Beautiful Minds: Anya Gallaccio at Thomas Dane

Anya Gallaccio’s installation takes up the entire space at the Thomas Dane Gallery. The white walls enclose a small canvas, a machine, and layers of clay. We are introduced to the organic, earthy theme of the installation upon entering the gallery. A painting depicts a marbled surface made of pigments and dirt, curves evanescing into the depth of the paper. Encompassed in the volutes, the sky and the ground are barely discernible. This small work announces what comes next. It prepares the viewer for the colour scheme, the vibrations, and the infinite loops of Beautiful Minds, the installation located a couple of steps away.

Anya Gallaccio at Thomas Dane (©OneArtCitizen)
Anya Gallaccio at Thomas Dane (©OneArtCitizen)

From a machine, which is in fact a printer, morsels of rounded bits of clay drop onto other rounded bits of clay. At first disorienting, the process isn’t clear, but it looks intriguing and calls for further reflexion on the material, the machine, and the general process. Gallaccio is known to work without expecting a specific outcome. She has laid roses to observe their natural decay and deterioration. She has left stacks of ice in a nineteenth-century water pumping station in east London, wanting to explore the process of change. The computer controlling the plotter’s pathway is hidden behind the buckets of clay, which will be used to supply the tank. Managers from the gallery are checking the computerized route of the machine pumping out the clay. Technology still has to be overlooked by a human eye.
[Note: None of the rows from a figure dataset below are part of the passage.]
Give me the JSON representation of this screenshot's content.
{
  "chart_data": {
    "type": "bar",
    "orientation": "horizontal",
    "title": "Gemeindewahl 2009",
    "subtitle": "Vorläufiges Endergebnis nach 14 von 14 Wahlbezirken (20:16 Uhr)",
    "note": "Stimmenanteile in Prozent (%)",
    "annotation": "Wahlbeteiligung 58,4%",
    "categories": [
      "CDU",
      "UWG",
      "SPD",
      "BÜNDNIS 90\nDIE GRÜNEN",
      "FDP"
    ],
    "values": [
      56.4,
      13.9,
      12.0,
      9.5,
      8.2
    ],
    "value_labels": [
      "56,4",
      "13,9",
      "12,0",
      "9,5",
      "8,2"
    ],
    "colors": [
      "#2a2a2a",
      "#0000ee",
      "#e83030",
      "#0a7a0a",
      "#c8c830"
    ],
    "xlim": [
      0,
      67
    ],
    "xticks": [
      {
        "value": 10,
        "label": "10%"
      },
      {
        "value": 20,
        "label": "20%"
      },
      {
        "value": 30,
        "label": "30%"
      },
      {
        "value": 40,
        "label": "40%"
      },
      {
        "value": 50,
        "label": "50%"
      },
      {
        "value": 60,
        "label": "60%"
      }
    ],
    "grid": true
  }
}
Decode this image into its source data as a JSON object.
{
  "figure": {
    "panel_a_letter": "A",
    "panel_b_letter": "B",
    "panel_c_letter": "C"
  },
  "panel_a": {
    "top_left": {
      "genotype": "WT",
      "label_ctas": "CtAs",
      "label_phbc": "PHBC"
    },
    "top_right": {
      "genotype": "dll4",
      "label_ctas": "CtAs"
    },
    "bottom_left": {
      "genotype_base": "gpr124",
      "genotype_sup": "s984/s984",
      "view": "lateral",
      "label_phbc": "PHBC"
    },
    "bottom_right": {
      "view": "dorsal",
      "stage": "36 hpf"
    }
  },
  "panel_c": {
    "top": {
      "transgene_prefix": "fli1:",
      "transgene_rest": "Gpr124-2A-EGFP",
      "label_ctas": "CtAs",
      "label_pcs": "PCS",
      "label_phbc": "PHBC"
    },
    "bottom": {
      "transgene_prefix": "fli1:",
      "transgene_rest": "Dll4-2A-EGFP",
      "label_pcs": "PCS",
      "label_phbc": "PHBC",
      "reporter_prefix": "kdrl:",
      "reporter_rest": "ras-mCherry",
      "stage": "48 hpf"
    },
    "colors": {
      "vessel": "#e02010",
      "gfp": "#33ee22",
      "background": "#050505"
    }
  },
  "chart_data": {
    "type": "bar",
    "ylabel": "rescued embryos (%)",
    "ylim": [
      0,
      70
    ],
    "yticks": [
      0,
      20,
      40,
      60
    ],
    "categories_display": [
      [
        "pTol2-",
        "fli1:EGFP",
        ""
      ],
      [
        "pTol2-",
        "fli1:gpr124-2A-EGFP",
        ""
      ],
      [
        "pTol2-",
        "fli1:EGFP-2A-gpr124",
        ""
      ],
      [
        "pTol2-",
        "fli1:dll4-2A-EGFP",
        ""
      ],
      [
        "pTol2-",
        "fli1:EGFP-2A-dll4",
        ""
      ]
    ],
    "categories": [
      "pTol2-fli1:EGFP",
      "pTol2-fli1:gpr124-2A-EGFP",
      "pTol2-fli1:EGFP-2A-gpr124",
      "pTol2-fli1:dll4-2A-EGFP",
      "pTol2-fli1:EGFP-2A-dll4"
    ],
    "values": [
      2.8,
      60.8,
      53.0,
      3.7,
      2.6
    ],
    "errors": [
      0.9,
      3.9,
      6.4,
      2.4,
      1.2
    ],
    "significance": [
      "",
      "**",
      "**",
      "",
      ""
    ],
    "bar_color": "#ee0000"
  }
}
Upon seeing the printer, I thought it would follow an accurate path, the one that the artist had chosen for it. But it appears that it doesn’t. Failures are interesting add-ons to the work; this is probably where the process starts to become artistic and not just a flawless project. Could it be suggested that the audience standing before the installation participated to this deviation, creating a piece which evolves, instead of going from A to B? The base of the clay is dry and is a different colour from the layers above. For the end result to be solid, the clay has to dry, and so can only be dropped for 3 hours during each weekday. Luckily, I happen to have stepped in at the right time.

Anya Gallaccio at Thomas Dane (©OneArtCitizen)
Anya Gallaccio at Thomas Dane (©OneArtCitizen)

The installation doesn’t appear to be an art piece, yet the process is. The symbolic nature of such a piece originates from the intentions, the constant search and experimentation of the artist, and the desired outcome, blended with the breaths and thoughts of an audience. The life span of such an installation is short, and most likely will get thrown out once it’s finished.

The brown tubular forms excreted from the plotter are not attractive. But it is the intention of the artist to transport the viewer onto the mountainside and let them approach the smell of the mud and  rain. Gallaccio draws a parallel with the Devil’s Tower in Wyoming. By reconstructing a smaller version of it and having the public witness its fabrication, live, she demonstrates the number of unpredictable elements required to build such a monument. For all we know, this set up could fail, and the replica of the mountain could never be achieved. Uncertainty is part of the art piece, it’s a component inherent to any kind of painting or sculpture. An idea might be interesting, an object doable, but the outcome can never be predicted as entirely successful.

The notion of time also plays into the process. From today, to the day the  experience ends, the installation will have a completely different aspect. The accumulation of time will translate directly onto the final piece as an accumulation of clay. Perhaps it will look like the exact replica of the Devil’s Tower, or maybe it will be thought of as its interpretation. Either way, we will have, through this journey, travelled, and reflected on technology, time, and Earth as part of an artistic creation. We have dreamed of perfection, but only expected realistic endeavours.